按键盘上方向键 ← 或 → 可快速上下翻页,按键盘上的 Enter 键可回到本书目录页,按键盘上方向键 ↑ 可回到本页顶部!
————未阅读完?加入书签已便下次继续阅读!
其实,当对方报出身份的时候,男人就已经信了。但,毕竟是一个消失了二十多年的人,理智告诉他,有点蹊跷……
“哈哈哈……”门外之人闻声轻笑,“自恋哥,我可是还记得你小学三年级往隔壁班花……”
“嘭!”门外自称冷自扬的人话还未说完,门便“嘭”的一声打开,对上的,便是一脸尴尬的男人,和有些诧异的女人。
女人怪异地看了男人一眼,似是在意会冷自扬没说完的话。
“自恋哥,好久不见了,哈哈……”见到男人那久违的面孔,冷自扬上前一步,给了男人一个大大的拥抱。抬头,递给身后女人一个礼貌性的微笑。
女人面容一僵,伸手,便去关门。
冷自扬眉眼不动地沉了沉,将女人的小细节看在眼里。
“诶诶,那都是成年旧事了,还说什么!”男人伸手,用男人间的情意锤了锤冷自扬,满眸盈盈之际,也有些小羞涩。

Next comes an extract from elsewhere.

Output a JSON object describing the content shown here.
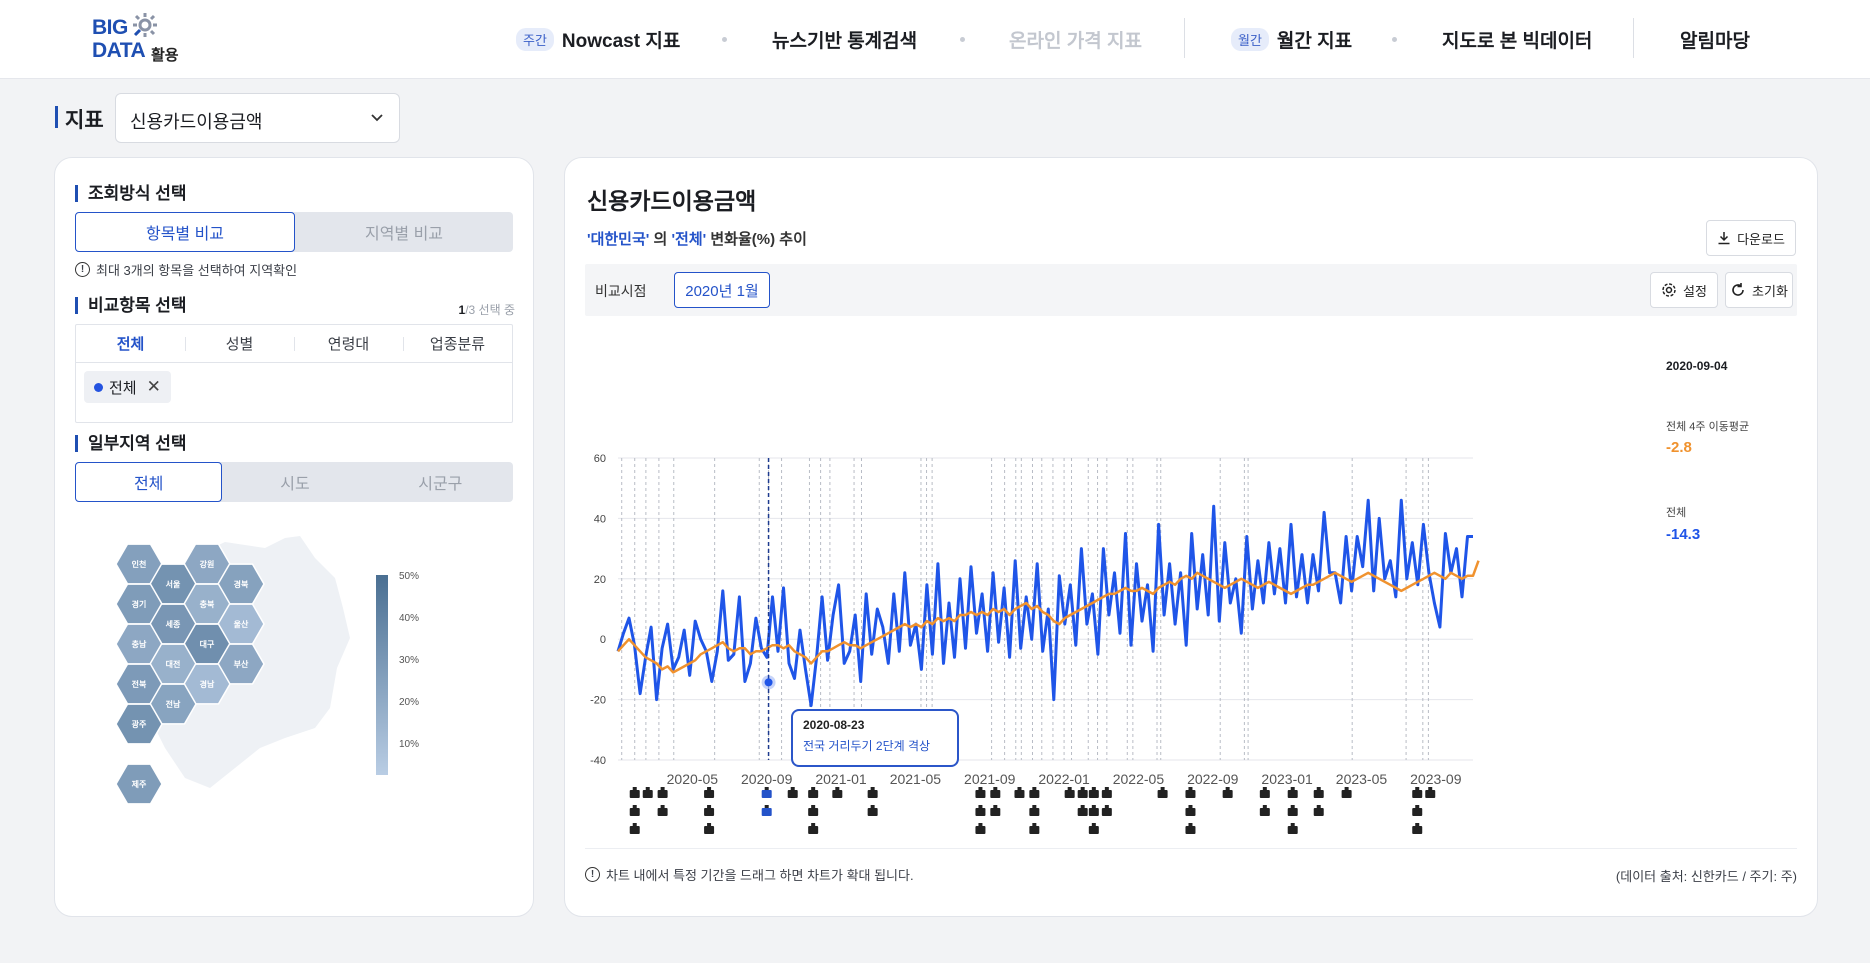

小时候,他暗恋隔壁三年级的一个小女孩儿,一天下午,打算堵上人家小丫头的。结果,那天两人在楼梯口,他支支吾吾半天没说出来一个字,最后,也不知被谁助攻了一把,就亲上了正在上楼的一个男生。至今,他都还记得当时那男生面上的惊慌与朦胧……
至此,冷自练便彻底火了整个校园,这绝对算是他沉重的伤疤了,所以,当冷自扬开口的一瞬间,他便急急地开了门,因为……家里的恶婆娘,本来就瞧不起他,要是知道了他那一档子事儿,估计还不得笑掉大牙啊。
“自扬……你小子,一走就是二十三年,可气的是,你居然还没显老。”冷自练颓然叹息,给了冷自扬一拳道,“你看看哥哥,每天早出晚归的,皮骨都松了……”说着,冷自练还不忘扯了扯自己的老脸。
是啊,自己一走,就是二十三年……二十三年啊……
冷自扬微不可见地叹息着,眸眼处儿,快速闪过一丝伤痛。
“诶诶诶……咱哥俩好久没见,来来来……趁着今日大雨,老哥也给自己放个假,让你嫂子去炒几个小菜,今日咱们不醉不归啊,哈哈哈……”似是察觉到冷自扬的落寞,冷自练豪情万丈地拍了拍冷自扬的后背道。随机转头,看向关门而来的女人笑道,“凉女,你快去厨房弄几个小菜。今日,我要和自扬大醉一场……”说罢,哈哈一笑。
凉女随意收拾了一下自己乱糟糟的头发,瞥了眼冷自练,第一次,没有漏出那般厌恶与嫌弃,乖乖地走进了厨房。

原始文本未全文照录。